Posso responder a essa pergunta porque escrevi duas teses. Na verdade, uma tese e um TCC. A tese foi para um Seminário de Direito Comparado, quando estava no quinto ano da Faculdade (sou advogada) e o TCC quando completei o MBA de Gestão Ambiental na FGV/RJ.
O tema da tese foi A Inconstitucionalidade da Lei que Estabeleceu a Censura Prévia. Pela Liberdade de Manifestação do Pensamento, que me valeu uma Bolsa de Estudos do governo americano.
O tema do TCC foi A Importância do Saneamento Básico para a Vida e a Saúde Pública.

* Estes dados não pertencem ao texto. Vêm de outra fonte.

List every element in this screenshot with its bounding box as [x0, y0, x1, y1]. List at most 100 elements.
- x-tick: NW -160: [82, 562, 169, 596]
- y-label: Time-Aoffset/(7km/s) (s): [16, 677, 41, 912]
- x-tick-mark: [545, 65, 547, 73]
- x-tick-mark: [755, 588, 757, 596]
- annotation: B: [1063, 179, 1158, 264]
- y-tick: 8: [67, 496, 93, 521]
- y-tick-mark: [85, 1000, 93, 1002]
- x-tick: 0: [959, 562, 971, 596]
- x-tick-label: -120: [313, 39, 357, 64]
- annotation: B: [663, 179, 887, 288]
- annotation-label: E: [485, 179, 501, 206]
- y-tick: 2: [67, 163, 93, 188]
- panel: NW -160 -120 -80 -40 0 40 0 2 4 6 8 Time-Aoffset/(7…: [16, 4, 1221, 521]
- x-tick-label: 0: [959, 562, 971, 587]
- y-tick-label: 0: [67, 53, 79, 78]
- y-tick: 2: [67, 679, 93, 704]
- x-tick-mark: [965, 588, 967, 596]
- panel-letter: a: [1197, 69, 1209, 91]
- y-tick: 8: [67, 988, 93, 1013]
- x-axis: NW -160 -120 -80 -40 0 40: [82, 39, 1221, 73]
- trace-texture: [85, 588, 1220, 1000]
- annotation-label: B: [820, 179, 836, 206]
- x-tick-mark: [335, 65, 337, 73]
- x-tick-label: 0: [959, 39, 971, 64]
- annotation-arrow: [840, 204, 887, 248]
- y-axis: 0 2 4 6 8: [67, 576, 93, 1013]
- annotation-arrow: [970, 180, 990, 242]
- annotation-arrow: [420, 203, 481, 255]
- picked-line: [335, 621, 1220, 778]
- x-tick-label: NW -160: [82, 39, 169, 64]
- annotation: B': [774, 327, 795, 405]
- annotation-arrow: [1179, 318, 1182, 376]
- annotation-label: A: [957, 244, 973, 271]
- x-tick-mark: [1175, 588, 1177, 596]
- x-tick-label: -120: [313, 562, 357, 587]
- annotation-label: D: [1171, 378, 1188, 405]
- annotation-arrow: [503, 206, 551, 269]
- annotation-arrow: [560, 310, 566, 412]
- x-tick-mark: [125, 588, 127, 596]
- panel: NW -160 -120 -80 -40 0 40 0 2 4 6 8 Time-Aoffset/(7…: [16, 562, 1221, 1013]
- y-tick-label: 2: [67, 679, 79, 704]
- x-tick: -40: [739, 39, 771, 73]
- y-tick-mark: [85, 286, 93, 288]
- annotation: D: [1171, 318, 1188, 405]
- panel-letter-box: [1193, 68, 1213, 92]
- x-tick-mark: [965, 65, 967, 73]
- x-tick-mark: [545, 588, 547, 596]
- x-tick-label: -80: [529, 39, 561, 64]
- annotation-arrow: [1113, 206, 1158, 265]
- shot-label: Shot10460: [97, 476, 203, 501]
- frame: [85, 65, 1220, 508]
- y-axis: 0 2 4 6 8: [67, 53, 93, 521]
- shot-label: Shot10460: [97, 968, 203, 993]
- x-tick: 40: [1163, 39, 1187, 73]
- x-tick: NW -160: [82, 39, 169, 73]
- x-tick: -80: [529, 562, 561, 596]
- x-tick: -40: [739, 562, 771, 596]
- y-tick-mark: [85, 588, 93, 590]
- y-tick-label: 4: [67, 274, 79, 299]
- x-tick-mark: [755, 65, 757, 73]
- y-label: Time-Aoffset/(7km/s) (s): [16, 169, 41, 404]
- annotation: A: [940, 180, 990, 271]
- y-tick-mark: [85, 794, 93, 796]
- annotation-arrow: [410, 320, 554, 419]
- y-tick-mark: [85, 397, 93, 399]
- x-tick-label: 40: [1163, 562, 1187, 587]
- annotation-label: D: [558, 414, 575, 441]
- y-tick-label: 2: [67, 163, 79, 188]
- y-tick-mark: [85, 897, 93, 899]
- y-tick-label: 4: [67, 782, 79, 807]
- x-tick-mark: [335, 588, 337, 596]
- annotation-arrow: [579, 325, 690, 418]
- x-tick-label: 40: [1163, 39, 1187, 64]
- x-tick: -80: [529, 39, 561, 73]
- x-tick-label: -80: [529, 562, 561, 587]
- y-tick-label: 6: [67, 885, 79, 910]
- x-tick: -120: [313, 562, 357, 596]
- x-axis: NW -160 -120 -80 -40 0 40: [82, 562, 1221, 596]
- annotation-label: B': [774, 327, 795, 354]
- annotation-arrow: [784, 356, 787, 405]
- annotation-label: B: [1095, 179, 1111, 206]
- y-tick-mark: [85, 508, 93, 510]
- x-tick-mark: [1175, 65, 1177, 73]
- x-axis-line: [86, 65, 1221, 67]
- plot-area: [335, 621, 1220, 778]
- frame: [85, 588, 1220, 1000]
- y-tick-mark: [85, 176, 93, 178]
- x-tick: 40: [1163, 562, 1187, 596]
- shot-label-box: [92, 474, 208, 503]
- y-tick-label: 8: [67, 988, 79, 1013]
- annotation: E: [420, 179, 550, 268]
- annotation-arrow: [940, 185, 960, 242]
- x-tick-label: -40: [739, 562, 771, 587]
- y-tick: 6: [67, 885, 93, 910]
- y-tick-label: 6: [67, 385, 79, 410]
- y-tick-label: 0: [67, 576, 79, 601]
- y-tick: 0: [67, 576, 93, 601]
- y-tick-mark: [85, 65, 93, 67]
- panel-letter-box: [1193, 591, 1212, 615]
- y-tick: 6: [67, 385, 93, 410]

Respondendo à pergunta, o que mudou não foi o meu processo de escrita, mas os temas que passei a abordar. Por muitos anos deixei a literatura e passei a exercer o meu ofício pelas causas ambientais e, ultimamente, política (política de cidadania). Cabe aqui um esclarecimento. Minha cabeça é livre. Não tenho nem jamais me submeti a ideologias, o que me leva a levar pauladas de todos os lados. E o meu partido é o Brasil.
Que projeto você gostaria de fazer, mas ainda não começou? Que livro você gostaria de ler e ele ainda não existe?
Escrever A Saga, um romance longo, em vários volumes, contando as histórias da minha família desde as origens, até o meu tempo. Se fosse possível, eu gostaria de ler mais um livro de Rilke, como as Elegias de Duino, obviamente psicografado!